Issue 208: 2019 06 27: Leaving a Legacy

27 June 2019

Leaving a Legacy

Bits of stone.

By Lynda Goetz

I am not a naturally a pessimistic person, but there has not been a great deal of optimism around over the last few years.  The legacy I am talking about is not Theresa May’s rather sad attempt to leave behind something other than her inability to deliver Brexit, but the legacies of far more ancient civilisations.  Earlier this week, for the first time, I visited the various sites around Avebury, just off the A4 about 6 or 7 miles from Marlborough and Calne, which constitute the Avebury World Heritage Site. These stone circles and burial mounds are legacies from civilisations existing some 5,000 years ago.  In a week when researchers from Imperial College London and South America’s Regional Initiative for Hydrological Monitoring of Andean Ecosystem revealed that Peru’s modern water crisis could perhaps be solved by 1,400 year-old pre-Inca technology, I was left wondering what might remain of our technology and civilisation 1,400, let alone 5,000, years hence, for future archaeologists to pore over.

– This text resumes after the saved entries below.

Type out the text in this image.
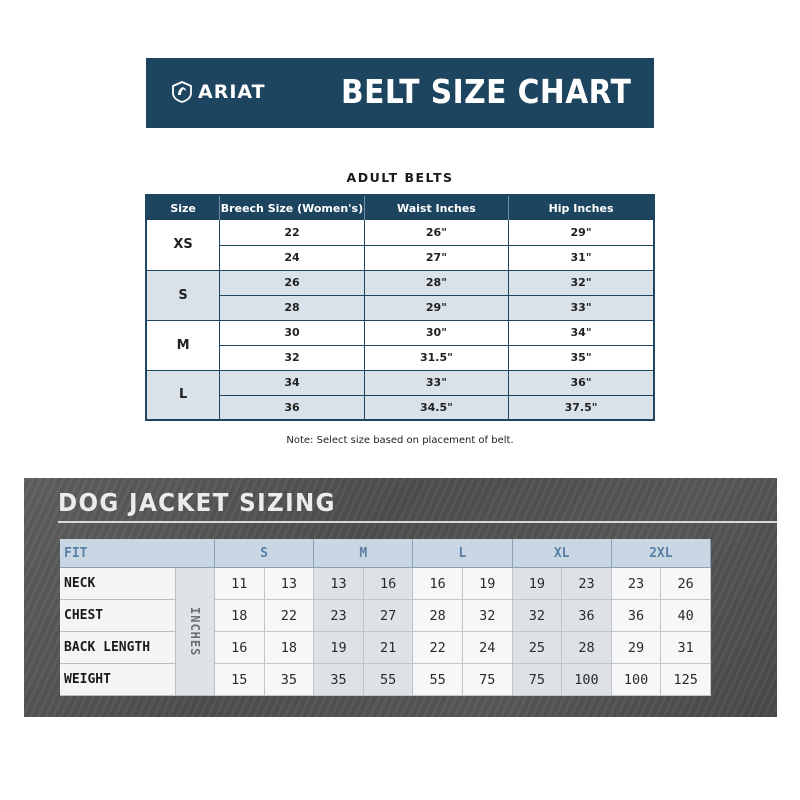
ARIAT BELT SIZE CHART
ADULT BELTS
Size	Breech Size (Women's)	Waist Inches	Hip Inches
XS	22	26"	29"
	24	27"	31"
S	26	28"	32"
	28	29"	33"
M	30	30"	34"
	32	31.5"	35"
L	34	33"	36"
	36	34.5"	37.5"
Note: Select size based on placement of belt.
DOG JACKET SIZING
FIT	S	M	L	XL	2XL
INCHES
NECK	11	13	13	16	16	19	19	23	23	26
CHEST	18	22	23	27	28	32	32	36	36	40
BACK LENGTH	16	18	19	21	22	24	25	28	29	31
WEIGHT	15	35	35	55	55	75	75	100	100	125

Our ten-mile circular walk around the disparate sites on the chalk downs to the west and north of Marlborough was not only thoroughly interesting and enjoyable, but also provided some food for thought. The massive stones of the Avebury henge and the Stone Avenue, some of which remain standing; the earth pyramid that is Silbury Hill and the burial chambers of the West Kennet Long Barrow are all testament to the brain, not the brawn, of our ancestors.  To get these stones into place required thought and engineering skills which we tend to assume are a relatively recent human accomplishment.  They are also clearly testament to the communities in which these skills thrived.  In order for these feats to be achieved, in a time when cranes had not been invented, would have required communal endeavour and team cooperation which we appear to have to work very hard to recreate these days.  Although we now struggle to understand the actual purpose of these constructions, we have guessed at a ritual and ceremonial significance.  Like Notre Dame, these places had a huge place at the cultural heart of the people who spent generations building and adding to them.  What will future humans make of the legacy of 20th and 21stcentury European man?

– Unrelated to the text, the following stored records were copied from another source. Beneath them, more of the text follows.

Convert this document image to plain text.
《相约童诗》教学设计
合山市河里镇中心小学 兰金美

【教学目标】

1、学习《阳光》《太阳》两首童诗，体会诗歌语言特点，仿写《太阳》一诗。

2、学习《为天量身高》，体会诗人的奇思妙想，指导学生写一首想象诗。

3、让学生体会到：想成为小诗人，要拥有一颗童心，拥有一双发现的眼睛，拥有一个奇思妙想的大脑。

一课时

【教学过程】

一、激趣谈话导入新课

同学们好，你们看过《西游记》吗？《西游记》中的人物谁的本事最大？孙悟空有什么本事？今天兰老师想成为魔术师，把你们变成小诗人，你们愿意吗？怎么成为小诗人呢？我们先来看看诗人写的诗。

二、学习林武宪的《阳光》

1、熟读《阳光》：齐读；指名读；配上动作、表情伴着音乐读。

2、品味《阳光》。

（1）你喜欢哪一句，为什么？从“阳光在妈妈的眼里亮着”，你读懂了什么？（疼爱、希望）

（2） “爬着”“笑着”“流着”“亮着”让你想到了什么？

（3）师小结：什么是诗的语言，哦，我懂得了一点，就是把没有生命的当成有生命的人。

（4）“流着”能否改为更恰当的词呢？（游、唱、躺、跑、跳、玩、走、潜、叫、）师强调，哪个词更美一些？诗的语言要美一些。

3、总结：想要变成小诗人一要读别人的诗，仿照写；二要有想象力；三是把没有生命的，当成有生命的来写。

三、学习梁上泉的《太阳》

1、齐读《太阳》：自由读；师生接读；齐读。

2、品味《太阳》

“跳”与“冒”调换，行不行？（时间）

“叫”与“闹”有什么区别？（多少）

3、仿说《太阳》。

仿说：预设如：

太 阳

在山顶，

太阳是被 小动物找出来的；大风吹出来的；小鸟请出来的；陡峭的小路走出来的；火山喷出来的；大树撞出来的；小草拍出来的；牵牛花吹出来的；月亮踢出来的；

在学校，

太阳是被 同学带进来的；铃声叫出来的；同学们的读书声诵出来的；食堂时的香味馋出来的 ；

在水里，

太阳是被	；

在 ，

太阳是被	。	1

Many thousands of miles away in South America, modern hydrologists, attempting to find solutions to one of the world’s least stable water systems (far too much rain in the rainy season and far too little during the dry season), have found that possibly the ancients had already solved this problem.  Well ahead of the urgent problems facing modern Peru, with its rapidly-growing population exacerbating a long-standing geographical and climatic issue, a system had already been devised dating back more than 1,400 years.  It worked by siphoning off water, during the season of heavy rainfall, into mountainside canals and ponds so that it could be conserved for use during the dry season.  According to the researchers from Imperial College, the water took an average of 45 days to re-emerge downstream. Using this ancient system could boost the water available in the dry season by as much as 33% in the early months and even later on by as much as 7.5%.  The study’s lead author, Dr Boris Ochoa-Tocachi, is reported as saying “…it turns out we have lots to learn from our ancestor’s creative problem-solving skills… This fascinating example of ingenuity within local communities shows the enormous potential of indigenous knowledge to complement modern science.”

Modern science has, as we know, been built over the centuries by using what has gone before: ‘standing on the shoulders of giants’, as expressed in English by Isaac Newton in 1675, but an expression dating much further back, possibly even back to the 6th century.  It is all too easy to forget that in terms of being human, we have probably not evolved that much from those living on the Marlborough Downs, 4 or 5,000 years ago or those in Peru sorting out their water supply 1,400 years ago.  It is our technology which has progressed in leaps and bounds and it is currently that very technology which appears in many ways to be threatening the essence of being human as we contemplate a future filled with robots and artificial intelligence (AI).  Will we be overwhelmed and what might our legacy be?  Technology does not appear to have the capacity of stone to endure.  Will the secrets of our civilisation be even more unreadable to our descendants than those standing stones are to us?  As our technological hardware is increasingly recycled, will any of the software be readable or will bits and bytes disappear completely to be replaced by something else?  After all, computers did not always use binary code.  In a time when our statutes are no longer printed on vellum (which apparently can last 5,000 years) and many modern buildings, even important ones, are built of glass and metal, what will we leave as evidence of our time here?

Let us hope that science manages to solve some, at least, of our problems and that our bequest is not simply a sea full of plastic and a mass of unemployed ruled over by a class of elite robots.  Perhaps it is time for some of Boris’s positivity and optimism to remind us all that there is a future and it probably is sustainable – particularly if we pull together and work as a community (or even as communities) to accomplish what is needed.  As long as he doesn’t try to produce an ‘EdStone’, it should be fine!